GENEVA/BEIJING (Reuters) – The World Health Organization has received no data from China on new COVID-19 hospitalisations since Beijing lifted its zero-COVID policy, prompting some health experts to question whether it might be hiding information on the extent of its outbreak.
However, the WHO has said gaps in data might be due to Chinese authorities simply struggling to tally cases.
WHO weekly reports showed rising hospitalisations for COVID-19 in China running up to Beijing’s Dec. 7 decision to ease restrictions on movement that were meant to stamp out any transmission of the virus but which prompted extraordinary public protests and hobbled the world’s second largest economy.
They peaked at 28,859 through to Dec. 4, according to a WHO graph, the highest reported figure in China since the COVID-19 first emerged three years ago, but figures have been absent in the last two reports.
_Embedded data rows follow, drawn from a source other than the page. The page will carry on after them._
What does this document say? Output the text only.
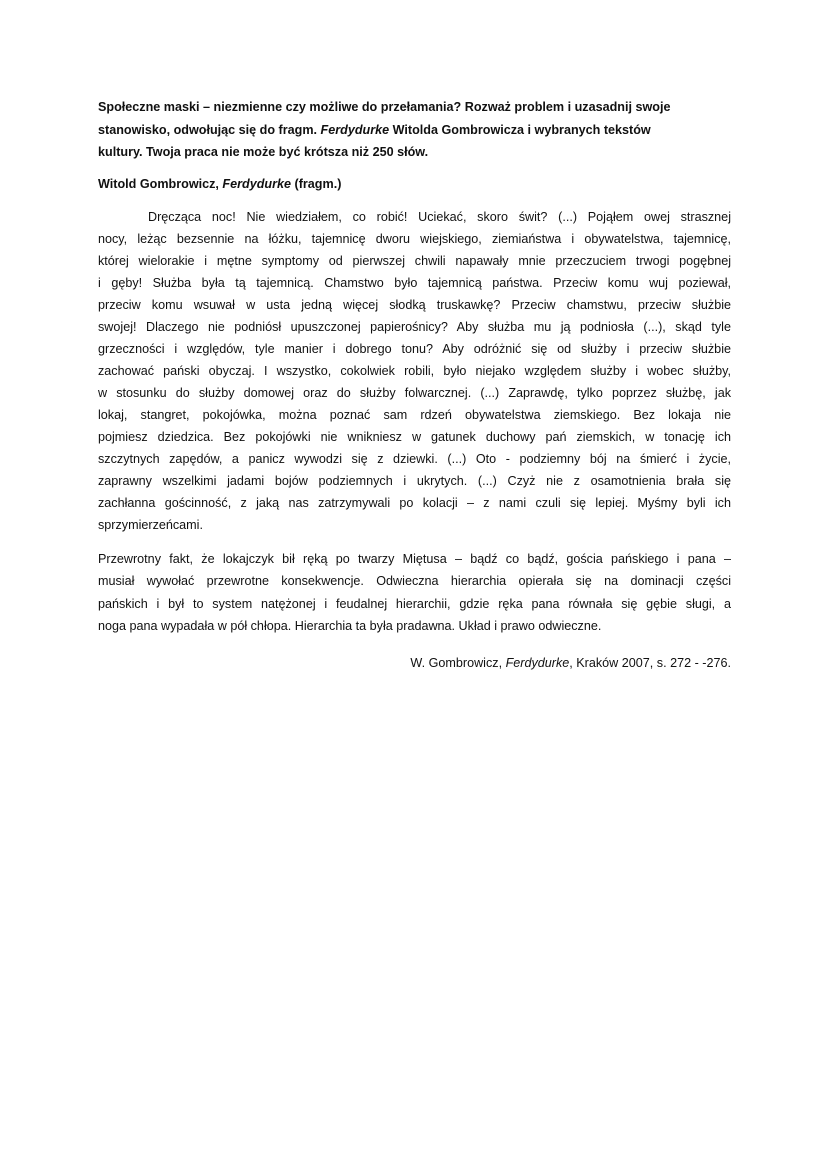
Społeczne maski – niezmienne czy możliwe do przełamania? Rozważ problem i uzasadnij swoje
stanowisko, odwołując się do fragm. Ferdydurke Witolda Gombrowicza i wybranych tekstów
kultury. Twoja praca nie może być krótsza niż 250 słów.
Witold Gombrowicz, Ferdydurke (fragm.)
Dręcząca noc! Nie wiedziałem, co robić! Uciekać, skoro świt? (...) Pojąłem owej strasznej
nocy, leżąc bezsennie na łóżku, tajemnicę dworu wiejskiego, ziemiaństwa i obywatelstwa, tajemnicę,
której wielorakie i mętne symptomy od pierwszej chwili napawały mnie przeczuciem trwogi pogębnej
i gęby! Służba była tą tajemnicą. Chamstwo było tajemnicą państwa. Przeciw komu wuj poziewał,
przeciw komu wsuwał w usta jedną więcej słodką truskawkę? Przeciw chamstwu, przeciw służbie
swojej! Dlaczego nie podniósł upuszczonej papierośnicy? Aby służba mu ją podniosła (...), skąd tyle
grzeczności i względów, tyle manier i dobrego tonu? Aby odróżnić się od służby i przeciw służbie
zachować pański obyczaj. I wszystko, cokolwiek robili, było niejako względem służby i wobec służby,
w stosunku do służby domowej oraz do służby folwarcznej. (...) Zaprawdę, tylko poprzez służbę, jak
lokaj, stangret, pokojówka, można poznać sam rdzeń obywatelstwa ziemskiego. Bez lokaja nie
pojmiesz dziedzica. Bez pokojówki nie wnikniesz w gatunek duchowy pań ziemskich, w tonację ich
szczytnych zapędów, a panicz wywodzi się z dziewki. (...) Oto - podziemny bój na śmierć i życie,
zaprawny wszelkimi jadami bojów podziemnych i ukrytych. (...) Czyż nie z osamotnienia brała się
zachłanna gościnność, z jaką nas zatrzymywali po kolacji – z nami czuli się lepiej. Myśmy byli ich
sprzymierzeńcami.
Przewrotny fakt, że lokajczyk bił ręką po twarzy Miętusa – bądź co bądź, gościa pańskiego i pana –
musiał wywołać przewrotne konsekwencje. Odwieczna hierarchia opierała się na dominacji części
pańskich i był to system natężonej i feudalnej hierarchii, gdzie ręka pana równała się gębie sługi, a
noga pana wypadała w pół chłopa. Hierarchia ta była pradawna. Układ i prawo odwieczne.
W. Gombrowicz, Ferdydurke, Kraków 2007, s. 272 - -276.
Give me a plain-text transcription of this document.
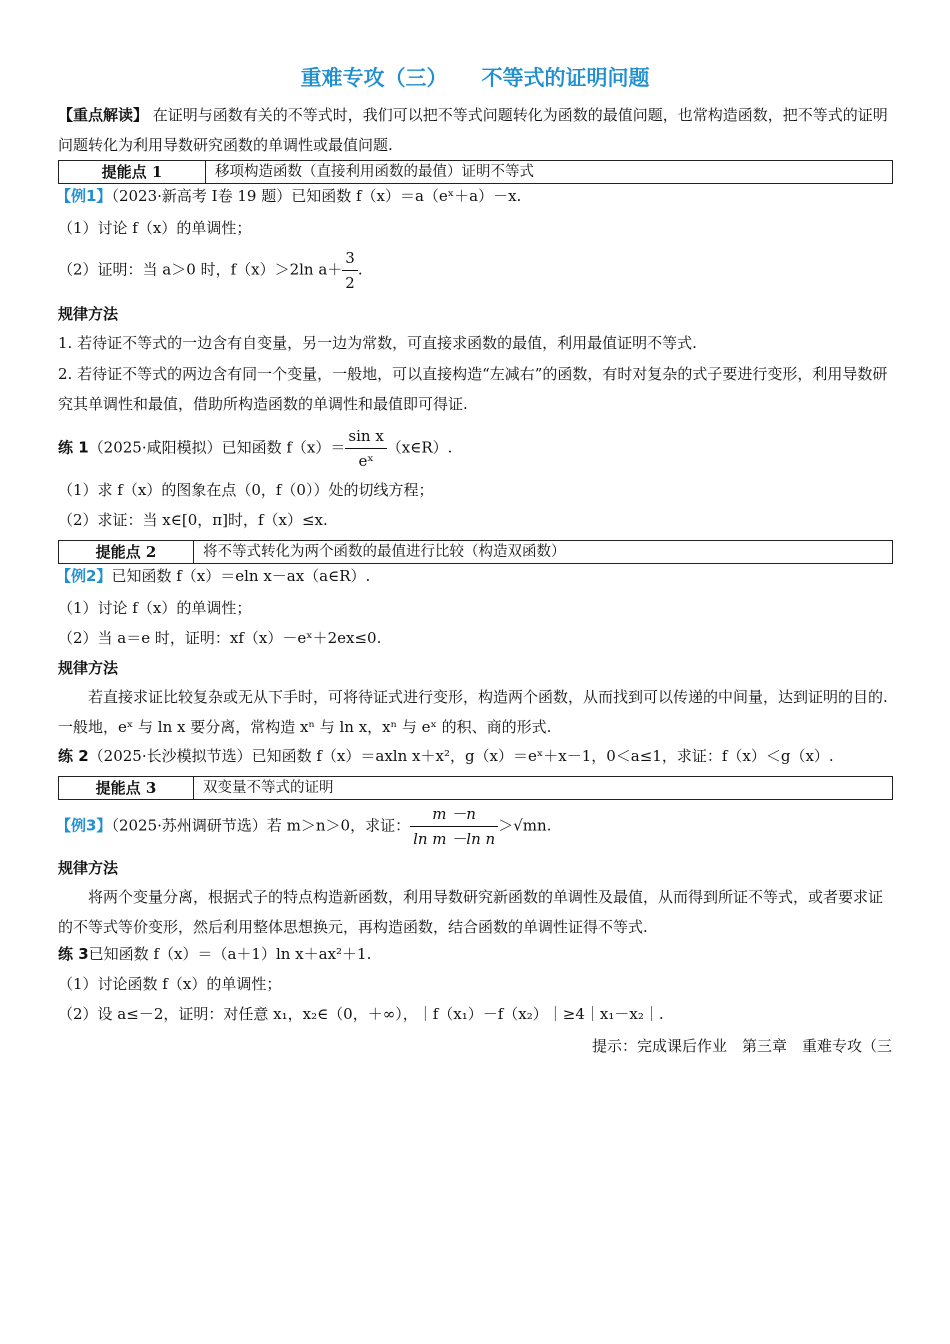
重难专攻（三） 不等式的证明问题
【重点解读】 在证明与函数有关的不等式时，我们可以把不等式问题转化为函数的最值问题，也常构造函数，把不等式的证明问题转化为利用导数研究函数的单调性或最值问题.
提能点 1	移项构造函数（直接利用函数的最值）证明不等式
【例1】（2023·新高考 Ⅰ卷 19 题）已知函数 f（x）＝a（eˣ＋a）－x.
（1）讨论 f（x）的单调性；
（2）证明：当 a＞0 时，f（x）＞2ln $a+ \frac{3}{2}$ .
规律方法
1. 若待证不等式的一边含有自变量，另一边为常数，可直接求函数的最值，利用最值证明不等式.
2. 若待证不等式的两边含有同一个变量，一般地，可以直接构造“左减右”的函数，有时对复杂的式子要进行变形，利用导数研究其单调性和最值，借助所构造函数的单调性和最值即可得证.
练 1（2025·咸阳模拟）已知函数 $f(x)= \frac{\text{sin x}}{\text{eˣ}}$ （x∈R）.
（1）求 f（x）的图象在点（0，f（0））处的切线方程；
（2）求证：当 x∈[0，π]时，f（x）≤x.
提能点 2	将不等式转化为两个函数的最值进行比较（构造双函数）
【例2】已知函数 f（x）＝eln x－ax（a∈R）.
（1）讨论 f（x）的单调性；
（2）当 a＝e 时，证明：xf（x）－eˣ＋2ex≤0.
规律方法
若直接求证比较复杂或无从下手时，可将待证式进行变形，构造两个函数，从而找到可以传递的中间量，达到证明的目的. 一般地，eˣ 与 ln x 要分离，常构造 xⁿ 与 ln x，xⁿ 与 eˣ 的积、商的形式.
练 2（2025·长沙模拟节选）已知函数 f（x）＝axln x＋x²，g（x）＝eˣ＋x－1，0＜a≤1，求证：f（x）＜g（x）.
提能点 3	双变量不等式的证明
【例3】（2025·苏州调研节选）若 m＞n＞0，求证： $\frac{m -n}{\text{ln m －ln n}} >√mn$.
规律方法
将两个变量分离，根据式子的特点构造新函数，利用导数研究新函数的单调性及最值，从而得到所证不等式，或者要求证的不等式等价变形，然后利用整体思想换元，再构造函数，结合函数的单调性证得不等式.
练 3已知函数 f（x）＝（a＋1）ln x＋ax²＋1.
（1）讨论函数 f（x）的单调性；
（2）设 a≤－2，证明：对任意 x₁，x₂∈（0，＋∞），｜f（x₁）－f（x₂）｜≥4｜x₁－x₂｜.
提示：完成课后作业　第三章　重难专攻（三
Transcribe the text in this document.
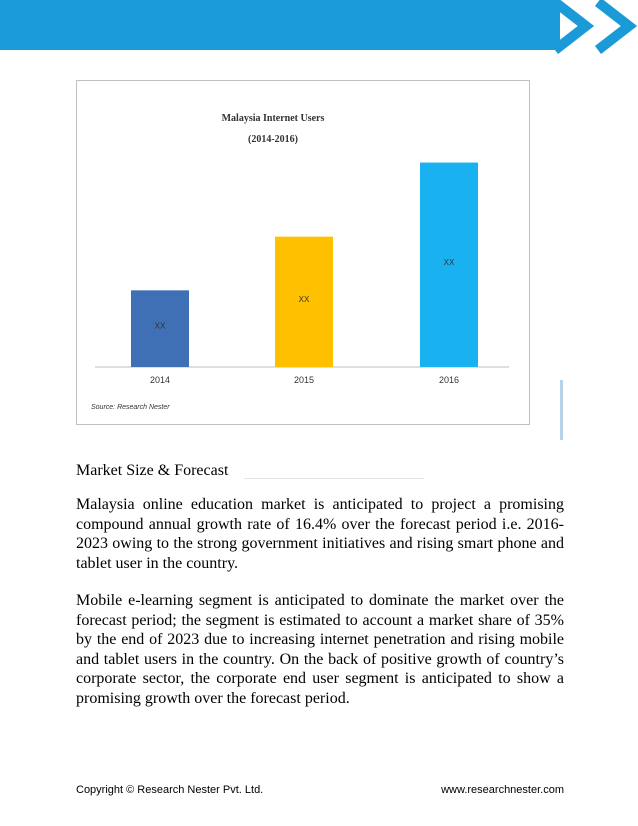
Malaysia Internet Users
(2014-2016)
XX
2014
XX
2015
XX
2016
Source: Research Nester
Market Size & Forecast

Malaysia online education market is anticipated to project a promising compound annual growth rate of 16.4% over the forecast period i.e. 2016-2023 owing to the strong government initiatives and rising smart phone and tablet user in the country.

Mobile e-learning segment is anticipated to dominate the market over the forecast period; the segment is estimated to account a market share of 35% by the end of 2023 due to increasing internet penetration and rising mobile and tablet users in the country. On the back of positive growth of country’s corporate sector, the corporate end user segment is anticipated to show a promising growth over the forecast period.

Copyright © Research Nester Pvt. Ltd.	www.researchnester.com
WHO spokesperson Margaret Harris said to direct questions about data reporting to the country concerned. China’s diplomatic mission in Geneva did not respond to Reuters questions.
China has been routinely accused of downplaying its COVID outbreak and some experts say its narrow criteria for identifying deaths will underestimate the true toll. Some estimates predict large numbers of deaths ahead and China has been racing to bolster its health system.
Lawrence Gostin, a law professor at Georgetown University who follows the WHO closely, called the missing data “highly suspicious”.
“What it tells me is that China is hiding data that are vital for understanding the full impact of its decision to end its zero-COVID strategy, cymbalta and carb cravings ” he told Reuters.
Adam Kamradt-Scott, professor of Global Public Health at the European University Institute, said countries frequently tried to hide the extent of disease outbreaks.
“It’s hard to criticise China when there’s other countries that haven’t reported COVID cases (at all),” he said.
WHO emergencies chief Mike Ryan has pointed to possible capacity issues. “I wouldn’t like to say that China is actively not telling us what’s going on. I think they’re behind the curve,” he said.
Global rules on disease outbreaks require countries to communicate information on ongoing outbreaks but they cannot be enforced.